Off the court, Foote, Rob and Josh watched every one of the Lakers games, all of which Rob would tape so they could break them down later.
“Both me and Josh, our favorite players (were) Kobe Bryant and LeBron James. We were just so excited to see LeBron play with the Lakers, it was something we couldn’t believe.” Foote said. “The best player in the world was going to play for the Lakers, our team, and it’s too bad he never got to see him play.”
That Tuesday, Foote and Josh were sitting outside of Foote’s house when they saw a white dog across Waikomo Stream. Foote snapped a photo of the dog after confirming with his wife that it wasn’t their seven-month old puppy, Oakley, and then it disappeared into the forest.
A few minutes later, the dog reappeared and Josh told his friend he would jump in and get it if the dog decided to try and cross the stream.

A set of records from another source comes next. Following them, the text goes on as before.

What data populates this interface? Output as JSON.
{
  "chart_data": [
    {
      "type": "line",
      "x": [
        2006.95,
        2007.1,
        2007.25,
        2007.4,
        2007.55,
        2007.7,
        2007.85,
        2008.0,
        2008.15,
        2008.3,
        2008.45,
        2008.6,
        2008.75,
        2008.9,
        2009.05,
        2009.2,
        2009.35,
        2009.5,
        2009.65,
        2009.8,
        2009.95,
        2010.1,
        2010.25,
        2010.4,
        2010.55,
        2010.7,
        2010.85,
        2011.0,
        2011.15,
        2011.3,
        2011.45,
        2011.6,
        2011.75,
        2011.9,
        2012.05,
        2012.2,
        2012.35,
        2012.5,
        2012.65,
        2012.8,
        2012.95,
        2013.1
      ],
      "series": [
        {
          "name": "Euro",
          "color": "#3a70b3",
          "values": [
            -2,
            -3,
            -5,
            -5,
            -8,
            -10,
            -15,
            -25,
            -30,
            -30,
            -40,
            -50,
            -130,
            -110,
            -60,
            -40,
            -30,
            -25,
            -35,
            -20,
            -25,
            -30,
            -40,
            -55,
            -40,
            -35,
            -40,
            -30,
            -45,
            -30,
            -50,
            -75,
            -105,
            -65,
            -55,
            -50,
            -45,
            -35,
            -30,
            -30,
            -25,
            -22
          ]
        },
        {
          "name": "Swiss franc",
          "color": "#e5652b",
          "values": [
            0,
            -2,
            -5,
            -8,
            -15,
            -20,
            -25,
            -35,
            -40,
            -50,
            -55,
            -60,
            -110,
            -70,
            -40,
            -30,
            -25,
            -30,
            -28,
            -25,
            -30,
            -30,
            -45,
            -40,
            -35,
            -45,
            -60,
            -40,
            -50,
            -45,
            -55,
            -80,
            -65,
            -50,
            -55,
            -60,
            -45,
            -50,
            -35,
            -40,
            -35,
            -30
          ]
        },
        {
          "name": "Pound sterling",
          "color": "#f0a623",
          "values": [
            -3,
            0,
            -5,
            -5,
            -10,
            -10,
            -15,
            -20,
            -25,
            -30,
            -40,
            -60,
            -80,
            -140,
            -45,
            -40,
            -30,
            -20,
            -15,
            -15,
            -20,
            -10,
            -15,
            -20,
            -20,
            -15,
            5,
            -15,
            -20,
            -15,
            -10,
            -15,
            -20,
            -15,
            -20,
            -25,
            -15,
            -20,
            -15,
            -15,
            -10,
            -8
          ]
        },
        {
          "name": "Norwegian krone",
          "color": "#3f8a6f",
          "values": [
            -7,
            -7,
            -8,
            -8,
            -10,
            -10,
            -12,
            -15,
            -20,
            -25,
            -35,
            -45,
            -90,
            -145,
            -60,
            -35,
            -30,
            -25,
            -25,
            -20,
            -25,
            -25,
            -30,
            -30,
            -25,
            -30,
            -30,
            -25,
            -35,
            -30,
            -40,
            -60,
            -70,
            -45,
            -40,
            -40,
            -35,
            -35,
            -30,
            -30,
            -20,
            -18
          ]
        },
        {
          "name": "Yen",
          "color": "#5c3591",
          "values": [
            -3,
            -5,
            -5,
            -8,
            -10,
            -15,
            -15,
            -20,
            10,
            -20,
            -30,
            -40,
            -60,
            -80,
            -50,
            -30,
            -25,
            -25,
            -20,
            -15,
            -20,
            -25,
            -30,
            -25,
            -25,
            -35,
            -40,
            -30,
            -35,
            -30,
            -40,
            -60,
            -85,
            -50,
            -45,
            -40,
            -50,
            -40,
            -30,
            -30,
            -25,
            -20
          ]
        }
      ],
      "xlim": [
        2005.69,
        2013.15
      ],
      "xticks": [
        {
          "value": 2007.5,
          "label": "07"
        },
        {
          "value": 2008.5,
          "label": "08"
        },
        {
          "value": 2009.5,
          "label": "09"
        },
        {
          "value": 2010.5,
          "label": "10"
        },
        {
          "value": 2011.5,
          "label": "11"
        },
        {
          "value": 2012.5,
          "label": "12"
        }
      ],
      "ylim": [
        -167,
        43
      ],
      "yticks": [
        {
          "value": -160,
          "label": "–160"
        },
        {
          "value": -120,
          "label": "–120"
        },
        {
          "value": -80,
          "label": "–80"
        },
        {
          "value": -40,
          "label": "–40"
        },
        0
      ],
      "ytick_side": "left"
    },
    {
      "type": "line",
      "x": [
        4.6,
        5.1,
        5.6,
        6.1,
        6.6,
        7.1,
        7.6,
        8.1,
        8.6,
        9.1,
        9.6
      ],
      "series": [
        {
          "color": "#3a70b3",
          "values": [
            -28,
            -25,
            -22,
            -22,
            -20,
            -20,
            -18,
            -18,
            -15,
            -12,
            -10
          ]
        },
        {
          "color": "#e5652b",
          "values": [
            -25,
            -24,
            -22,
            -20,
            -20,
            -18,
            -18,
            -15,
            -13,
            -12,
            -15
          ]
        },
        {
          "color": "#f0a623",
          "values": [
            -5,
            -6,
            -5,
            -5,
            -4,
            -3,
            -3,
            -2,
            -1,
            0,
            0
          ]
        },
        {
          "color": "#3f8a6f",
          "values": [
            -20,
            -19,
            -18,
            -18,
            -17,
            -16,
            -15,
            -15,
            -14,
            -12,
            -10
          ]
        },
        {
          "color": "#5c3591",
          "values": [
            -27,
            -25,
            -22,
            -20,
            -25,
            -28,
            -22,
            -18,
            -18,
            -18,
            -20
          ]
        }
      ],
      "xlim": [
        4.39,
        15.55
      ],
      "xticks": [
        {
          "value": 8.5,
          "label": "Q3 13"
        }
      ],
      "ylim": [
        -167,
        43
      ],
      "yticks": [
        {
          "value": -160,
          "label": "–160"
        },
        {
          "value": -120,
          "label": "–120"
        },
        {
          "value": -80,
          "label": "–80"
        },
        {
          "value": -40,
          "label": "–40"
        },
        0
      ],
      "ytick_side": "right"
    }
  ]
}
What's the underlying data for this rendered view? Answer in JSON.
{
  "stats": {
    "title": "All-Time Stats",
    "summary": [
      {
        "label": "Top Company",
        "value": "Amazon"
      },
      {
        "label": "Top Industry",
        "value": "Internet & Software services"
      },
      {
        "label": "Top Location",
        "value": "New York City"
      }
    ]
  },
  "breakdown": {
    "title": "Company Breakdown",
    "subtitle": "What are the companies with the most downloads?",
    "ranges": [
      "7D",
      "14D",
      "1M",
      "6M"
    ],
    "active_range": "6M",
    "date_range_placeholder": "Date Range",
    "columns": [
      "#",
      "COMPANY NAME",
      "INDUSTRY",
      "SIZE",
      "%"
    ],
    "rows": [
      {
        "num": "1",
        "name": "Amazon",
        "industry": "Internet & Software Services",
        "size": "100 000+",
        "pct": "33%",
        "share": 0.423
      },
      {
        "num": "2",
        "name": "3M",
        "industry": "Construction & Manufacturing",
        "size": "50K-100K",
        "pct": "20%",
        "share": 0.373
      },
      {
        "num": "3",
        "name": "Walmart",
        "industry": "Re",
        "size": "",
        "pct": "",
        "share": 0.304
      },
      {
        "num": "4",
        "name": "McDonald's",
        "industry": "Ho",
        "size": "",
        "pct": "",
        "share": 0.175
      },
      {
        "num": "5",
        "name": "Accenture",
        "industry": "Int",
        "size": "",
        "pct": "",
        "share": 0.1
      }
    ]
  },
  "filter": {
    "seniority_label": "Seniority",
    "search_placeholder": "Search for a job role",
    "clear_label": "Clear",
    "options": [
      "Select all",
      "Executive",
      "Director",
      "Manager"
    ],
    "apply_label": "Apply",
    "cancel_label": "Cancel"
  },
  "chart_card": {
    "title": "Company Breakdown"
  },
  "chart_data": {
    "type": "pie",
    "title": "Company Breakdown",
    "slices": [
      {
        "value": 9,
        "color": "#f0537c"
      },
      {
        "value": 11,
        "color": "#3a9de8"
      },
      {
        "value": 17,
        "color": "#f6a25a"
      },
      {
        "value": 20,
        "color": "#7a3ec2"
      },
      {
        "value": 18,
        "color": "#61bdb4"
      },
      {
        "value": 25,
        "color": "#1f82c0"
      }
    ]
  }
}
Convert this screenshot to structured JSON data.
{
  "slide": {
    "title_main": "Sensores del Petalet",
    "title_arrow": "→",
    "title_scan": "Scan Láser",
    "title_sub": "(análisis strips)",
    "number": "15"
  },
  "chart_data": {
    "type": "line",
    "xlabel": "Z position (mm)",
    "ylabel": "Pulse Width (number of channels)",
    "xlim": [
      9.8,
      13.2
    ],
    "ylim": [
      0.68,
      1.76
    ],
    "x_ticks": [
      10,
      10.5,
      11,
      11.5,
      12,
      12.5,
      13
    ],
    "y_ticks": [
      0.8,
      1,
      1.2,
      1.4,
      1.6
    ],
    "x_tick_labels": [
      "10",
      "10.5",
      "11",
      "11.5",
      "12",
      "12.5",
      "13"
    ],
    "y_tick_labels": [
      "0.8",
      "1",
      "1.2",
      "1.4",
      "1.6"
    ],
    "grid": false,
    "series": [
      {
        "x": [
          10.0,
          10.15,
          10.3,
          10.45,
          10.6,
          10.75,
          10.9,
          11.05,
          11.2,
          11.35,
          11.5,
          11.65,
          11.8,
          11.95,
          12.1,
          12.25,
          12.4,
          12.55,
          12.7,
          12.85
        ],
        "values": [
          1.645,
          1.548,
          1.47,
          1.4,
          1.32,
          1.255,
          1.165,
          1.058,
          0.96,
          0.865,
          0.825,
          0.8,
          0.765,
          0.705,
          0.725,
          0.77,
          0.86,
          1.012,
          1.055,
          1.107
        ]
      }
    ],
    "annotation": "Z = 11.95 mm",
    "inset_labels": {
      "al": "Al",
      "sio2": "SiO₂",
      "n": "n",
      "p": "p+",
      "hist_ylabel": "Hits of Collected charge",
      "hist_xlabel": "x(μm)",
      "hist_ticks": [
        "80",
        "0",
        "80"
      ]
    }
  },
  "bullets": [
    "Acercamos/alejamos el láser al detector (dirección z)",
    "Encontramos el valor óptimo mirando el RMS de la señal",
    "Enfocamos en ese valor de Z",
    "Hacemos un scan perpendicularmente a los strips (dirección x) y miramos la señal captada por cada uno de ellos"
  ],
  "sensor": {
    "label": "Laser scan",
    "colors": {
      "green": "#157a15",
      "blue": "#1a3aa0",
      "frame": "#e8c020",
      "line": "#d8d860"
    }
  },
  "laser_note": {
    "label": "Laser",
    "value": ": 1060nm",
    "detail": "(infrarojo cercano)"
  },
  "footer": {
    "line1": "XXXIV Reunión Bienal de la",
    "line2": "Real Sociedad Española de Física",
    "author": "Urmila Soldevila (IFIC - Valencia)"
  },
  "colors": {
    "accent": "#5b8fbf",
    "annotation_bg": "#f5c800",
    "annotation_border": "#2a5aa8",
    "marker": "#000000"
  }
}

“Right as soon as he said that, the dog jumped in and started swimming toward us,” Foote said. “Josh jumped in right away and was in the middle of the stream. He grabbed the dog and pushed it toward me and I went in to catch it.”
Foote caught hold of the dog and took it over to his wife, who was standing on the bank nearby.
“He was in the middle of the stream and seemed in control, but when I ran back to find Josh I couldn’t find him,” Foote said. “There’s a culvert up stream and I got to that and I started yelling for him.”
After he couldn’t find his friend, Foote called 911 and the fire department took over the search. Foote bucked orders to go home and wait for news and went out to search for Josh himself and found him on the opposite side of the flooded stream.
“I was walking about a mile and it was treacherous — waist high water and rats, but I kept looking and yelling until I found Josh,” Foote said. “I’m glad I was the one that found him because I love that guy so much.”
Since the tragedy, Rob said people from different generations and parts of the island have reached out with stories of how Josh affected their lives.
“He was a beautiful man, my best buddy,” Rob said. “It’s really awesome to hear about how people were touched by him.”
Compassion and friendship were paramount to Joshua Bradbury, a legacy encapsulated by the stories of his family and friends who say he was always there to listen and to push people to be their best.
“I guess it comes down to everybody needs to hug everybody,” Rob said. “Spread the love.”